Scanners are great as they get us going in a general direction. We need to be able to take that scan data and turn it into something actionable for the team. To do that we need to validate the scan finding to make sure they are truly exploitable and a risk to our business. Once there is tangible data that proves the vulnerability is exploitable and poses a risk to our business, then we pass that information to the remediation experts. Once the remediation team has completed the remediation, we verify it is no longer a risk to our business. This means we need to test that the remediation did the job.
The reality is that security teams never grow as fast as the companies they support. This is one of the key reasons that teams are overworked and have trouble keeping up with increased risk as businesses’ overall threat surface expands. I saw this first hand having spent 16 years in an extremely fast-growing company, with six of those years as the chief information security officer.
Now as a solutions architect at Synack, I talk with IT and security leaders every day, and they echo these same problems. It’s from these experiences that I’ve developed five steps for building a better security strategy.
- 1. Evaluate the current vulnerability management process
We need an understanding of the current process: how the vulnerability inputs get generated and what the remediation output looks like. Are we tracking all assets that matter to the business? We need to rank the assets by criticality to the business. How does the vulnerability get proven that it is exploitable before passing off to the remediation team? How is a risk to the business determined? These are some of the questions we should start thinking about. - 2. Establish a baseline for measurement
The famous business consultant Peter Drucker said, “If you can’t measure it, you can’t improve it.” For security leaders, this means establishing key performance indicators (KPIs) that measure vulnerability count (ranked by severity) during a specific time period, remediation timeframe (ranked by severity), the quality of first-time patch or patch efficacy (by severity) and vulnerability categories that show the highest percentages of vulnerability types. - 3. Eliminate noisy inputs
Noisy vulnerability inputs come from noncritical vulnerabilities or vulnerabilities that haven’t been proven exploitable. These inputs create too much overhead and don’t reduce organizations’ overall risk. To reduce noise, first look at the volume of vulnerabilities the remediation team is working on and the time it takes to remediate those vulnerabilities, then ask the teams if they know whether the flaw is exploitable. If the answer is no, then noise is getting in the way of more important work.

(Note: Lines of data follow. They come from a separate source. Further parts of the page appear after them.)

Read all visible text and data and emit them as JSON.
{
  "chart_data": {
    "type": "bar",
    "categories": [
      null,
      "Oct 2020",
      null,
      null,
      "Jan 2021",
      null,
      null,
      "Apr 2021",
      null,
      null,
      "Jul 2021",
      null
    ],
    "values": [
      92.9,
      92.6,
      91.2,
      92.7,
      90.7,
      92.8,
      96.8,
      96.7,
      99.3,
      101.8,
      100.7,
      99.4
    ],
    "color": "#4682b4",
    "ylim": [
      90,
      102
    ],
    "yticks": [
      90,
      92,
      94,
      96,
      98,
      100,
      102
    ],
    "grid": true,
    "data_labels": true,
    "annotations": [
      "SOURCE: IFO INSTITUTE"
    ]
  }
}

- 4. Look for clear signs of improvement.
Once you’ve established a baseline for key measurements such as vulnerability count and remediation timeframe, it’s important to consistently track and evaluate the threats to the business as well as the performance of the security team. You’ll also begin to notice if there’s a need to increase headcount, training or tools. (You might need to evaluate if you should reduce tools, too.) The quantitative data is the basis for reporting to the CEO or the board of directors to show the success of the security team and provide better insights into business risk.
- 5. Iterate. Tweak. Measure again.
Always make adjustments in the process and try to understand where teams might fall short or start making real strides on established KPIs. If teams are struggling, tweak the process or add additional resources.
Overall, the goal is to approach vulnerability management with a shift-left mentality and build efficiencies into the process for security teams to maximize their results, build trust across their organization and demonstrate their value.